Espelhos.

Era uma mulher. Sentia-se toda mulher, no auge dos seus 35 anos. Vivia com o marido em um bairro nobre qualquer da cidade, num apartamento que reunia todo conforto e libido permitidos à uma mulher moderna. Era um furor sexual e tinha experiência acumulada de sobra, num corpo que ainda desprendia o cheiro e o calor da juventude. Mas não se enganava: envelhecer era um tormento e se negava aceitar a materialidade do seu corpo. Talvez por isso tenha notado aquela garota, em um dia quente onde todos pareciam derreter em meio ao silêncio caótico da cidade. Mas ela estava lá, radiante em seu vestidinho azul-claro. Impossível determinar a transparência do vestido. A garota atravessou a rua, esbanjando seu corpinho e sua vitalidade (ainda intacta na juventude dos seus prováveis 17 anos). Era uma bela idade para um belo corpo, e vice-versa. Não precisava de muita experiência, e, de certo, não deveria ter. “Era melhor pensar assim”. Acompanhou-a com os olhos durante alguns segundos, os poucos dos quais a garota precisou para chegar até a porta do condomínio onde ambas moravam.

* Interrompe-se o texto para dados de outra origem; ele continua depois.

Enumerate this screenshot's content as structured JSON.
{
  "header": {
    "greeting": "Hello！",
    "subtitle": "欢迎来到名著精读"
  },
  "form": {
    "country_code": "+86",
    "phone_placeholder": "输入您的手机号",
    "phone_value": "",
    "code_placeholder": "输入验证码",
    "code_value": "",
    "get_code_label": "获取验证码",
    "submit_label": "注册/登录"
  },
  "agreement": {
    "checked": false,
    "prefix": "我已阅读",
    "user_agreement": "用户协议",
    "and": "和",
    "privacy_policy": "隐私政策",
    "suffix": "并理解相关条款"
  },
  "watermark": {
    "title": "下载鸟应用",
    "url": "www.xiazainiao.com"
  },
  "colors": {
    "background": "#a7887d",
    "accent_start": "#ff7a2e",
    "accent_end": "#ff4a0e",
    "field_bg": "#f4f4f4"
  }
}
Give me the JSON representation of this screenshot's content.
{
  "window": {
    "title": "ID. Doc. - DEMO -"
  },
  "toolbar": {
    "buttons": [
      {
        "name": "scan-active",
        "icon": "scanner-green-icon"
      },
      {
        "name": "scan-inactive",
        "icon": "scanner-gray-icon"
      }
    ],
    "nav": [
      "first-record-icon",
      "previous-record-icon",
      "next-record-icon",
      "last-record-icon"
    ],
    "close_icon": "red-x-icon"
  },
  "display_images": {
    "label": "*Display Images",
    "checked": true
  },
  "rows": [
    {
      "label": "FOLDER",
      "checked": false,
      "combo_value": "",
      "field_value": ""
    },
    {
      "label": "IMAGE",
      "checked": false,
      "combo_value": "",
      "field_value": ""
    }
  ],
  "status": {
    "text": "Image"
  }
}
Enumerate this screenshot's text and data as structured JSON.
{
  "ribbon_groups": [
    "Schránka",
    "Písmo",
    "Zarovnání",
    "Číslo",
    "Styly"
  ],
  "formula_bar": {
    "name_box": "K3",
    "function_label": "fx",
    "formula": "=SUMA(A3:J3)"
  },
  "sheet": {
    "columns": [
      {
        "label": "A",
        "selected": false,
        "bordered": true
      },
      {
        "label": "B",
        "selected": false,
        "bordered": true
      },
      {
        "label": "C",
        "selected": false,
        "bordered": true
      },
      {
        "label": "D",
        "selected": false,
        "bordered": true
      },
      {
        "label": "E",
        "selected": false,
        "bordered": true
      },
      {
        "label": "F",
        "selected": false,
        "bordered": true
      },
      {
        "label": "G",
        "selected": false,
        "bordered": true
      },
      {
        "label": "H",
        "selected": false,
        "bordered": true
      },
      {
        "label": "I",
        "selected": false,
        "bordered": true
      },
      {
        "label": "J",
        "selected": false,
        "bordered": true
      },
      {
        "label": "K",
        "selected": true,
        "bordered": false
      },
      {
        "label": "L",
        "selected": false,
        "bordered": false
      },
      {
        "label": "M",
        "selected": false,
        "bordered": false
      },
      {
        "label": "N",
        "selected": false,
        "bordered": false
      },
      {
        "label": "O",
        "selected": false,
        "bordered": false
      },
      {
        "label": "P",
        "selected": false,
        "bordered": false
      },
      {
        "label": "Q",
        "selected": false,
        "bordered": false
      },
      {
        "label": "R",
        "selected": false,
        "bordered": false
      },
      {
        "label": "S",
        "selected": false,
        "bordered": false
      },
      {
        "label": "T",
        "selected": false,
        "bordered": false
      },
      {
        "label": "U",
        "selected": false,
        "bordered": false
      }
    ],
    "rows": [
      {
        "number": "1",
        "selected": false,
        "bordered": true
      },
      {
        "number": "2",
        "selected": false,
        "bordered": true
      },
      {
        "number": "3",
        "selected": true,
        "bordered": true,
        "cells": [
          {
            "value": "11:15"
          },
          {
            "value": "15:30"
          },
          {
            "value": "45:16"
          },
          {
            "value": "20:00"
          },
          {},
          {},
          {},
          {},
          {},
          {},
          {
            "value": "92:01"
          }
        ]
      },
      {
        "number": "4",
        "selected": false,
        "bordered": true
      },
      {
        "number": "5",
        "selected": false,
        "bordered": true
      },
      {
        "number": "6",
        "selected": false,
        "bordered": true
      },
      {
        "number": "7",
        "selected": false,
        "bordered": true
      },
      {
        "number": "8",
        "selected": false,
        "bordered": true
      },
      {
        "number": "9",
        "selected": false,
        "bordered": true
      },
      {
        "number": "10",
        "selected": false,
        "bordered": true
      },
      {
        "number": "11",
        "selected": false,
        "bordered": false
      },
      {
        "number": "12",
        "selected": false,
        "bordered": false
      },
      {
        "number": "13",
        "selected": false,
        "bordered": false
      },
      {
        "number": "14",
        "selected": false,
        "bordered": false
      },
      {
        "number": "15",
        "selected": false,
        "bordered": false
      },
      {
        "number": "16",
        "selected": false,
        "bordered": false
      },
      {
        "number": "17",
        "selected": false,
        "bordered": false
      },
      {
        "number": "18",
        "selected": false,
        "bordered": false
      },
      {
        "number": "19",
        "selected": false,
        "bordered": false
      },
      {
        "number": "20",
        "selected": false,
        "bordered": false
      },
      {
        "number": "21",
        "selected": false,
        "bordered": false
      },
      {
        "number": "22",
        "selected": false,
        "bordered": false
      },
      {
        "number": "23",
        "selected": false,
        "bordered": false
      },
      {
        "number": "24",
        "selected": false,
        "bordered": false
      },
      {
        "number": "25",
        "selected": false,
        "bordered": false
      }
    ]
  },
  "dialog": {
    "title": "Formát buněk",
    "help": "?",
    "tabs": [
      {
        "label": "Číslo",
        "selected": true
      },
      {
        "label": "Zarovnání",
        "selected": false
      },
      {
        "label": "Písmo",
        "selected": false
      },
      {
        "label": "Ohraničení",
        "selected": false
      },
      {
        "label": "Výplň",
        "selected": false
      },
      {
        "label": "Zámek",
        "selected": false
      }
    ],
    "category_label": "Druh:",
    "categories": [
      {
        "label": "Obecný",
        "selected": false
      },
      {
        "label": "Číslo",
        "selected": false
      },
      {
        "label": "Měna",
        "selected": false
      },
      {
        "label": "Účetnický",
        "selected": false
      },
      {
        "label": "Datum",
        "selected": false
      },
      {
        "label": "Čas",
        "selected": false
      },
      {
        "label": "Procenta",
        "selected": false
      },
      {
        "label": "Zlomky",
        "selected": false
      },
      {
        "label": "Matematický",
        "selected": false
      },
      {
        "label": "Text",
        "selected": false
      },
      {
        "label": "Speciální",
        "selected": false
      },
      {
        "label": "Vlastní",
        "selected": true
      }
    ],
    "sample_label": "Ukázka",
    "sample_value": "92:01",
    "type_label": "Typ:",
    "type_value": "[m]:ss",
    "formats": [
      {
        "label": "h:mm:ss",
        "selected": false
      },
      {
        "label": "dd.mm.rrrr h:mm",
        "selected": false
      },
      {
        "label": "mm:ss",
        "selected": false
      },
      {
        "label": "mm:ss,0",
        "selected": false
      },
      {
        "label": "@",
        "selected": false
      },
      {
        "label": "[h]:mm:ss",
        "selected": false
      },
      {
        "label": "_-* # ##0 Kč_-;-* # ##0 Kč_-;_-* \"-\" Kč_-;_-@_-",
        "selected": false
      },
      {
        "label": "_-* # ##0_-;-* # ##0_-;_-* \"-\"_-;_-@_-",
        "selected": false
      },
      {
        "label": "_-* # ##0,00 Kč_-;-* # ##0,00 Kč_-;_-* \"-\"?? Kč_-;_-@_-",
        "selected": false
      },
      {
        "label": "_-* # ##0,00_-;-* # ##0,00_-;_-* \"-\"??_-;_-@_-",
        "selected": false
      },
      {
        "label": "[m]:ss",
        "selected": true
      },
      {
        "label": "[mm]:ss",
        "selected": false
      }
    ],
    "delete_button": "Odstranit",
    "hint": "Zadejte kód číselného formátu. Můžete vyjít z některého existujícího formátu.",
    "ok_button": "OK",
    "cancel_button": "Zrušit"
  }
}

Já em casa, deitou-se no sofá e tentou pensar em uma melhor composição para sua coleção de cerâmica. Não era sua, de fato. Era como algo da família, que já havia sido da sua avó, da sua mãe, e, agora, chegava às suas mãos, quase como uma dívida post-mortem. Suas curvas, as curvas da cerâmica, as curvas da garota… Tudo se fundia em um emaranhado de pensamentos, que faziam-na desejar a jovem como quem deseja a si mesma. Correu à janela e viu a garota deitada em sua cama, folheando uma revista de um lado para o outro. Resolveu, então, tomar um banho e esquecer um pouco daquilo tudo. A coleção de cerâmica tinha olhos reprovadores.

Continuava assim sua vida de mulher moderna: trabalho-casa, casa-trabalho. Depois do primeiro encontro com a jovem, iniciou-se uma série de outros encontros inesperados enquanto caminhava pelo bairro. Parecia que de alguma forma o universo das duas se tocavam, sem que houvesse qualquer aproximação física. Outros encontros, no entanto, só se realizavam através do enquadramento da janela. E eram esses encontros os mais significativos para a mulher, onde podia exercer o seu papel de Deus sem qualquer tipo de recriminação. Havia virado uma atividade de pura observação, assim como a cerâmica a permitia. Conhecia de cor o corpo da garota e às vezes gargalhava sozinha, imaginando o absurdo de conhecer mais o corpo de uma estranha do que o seu próprio.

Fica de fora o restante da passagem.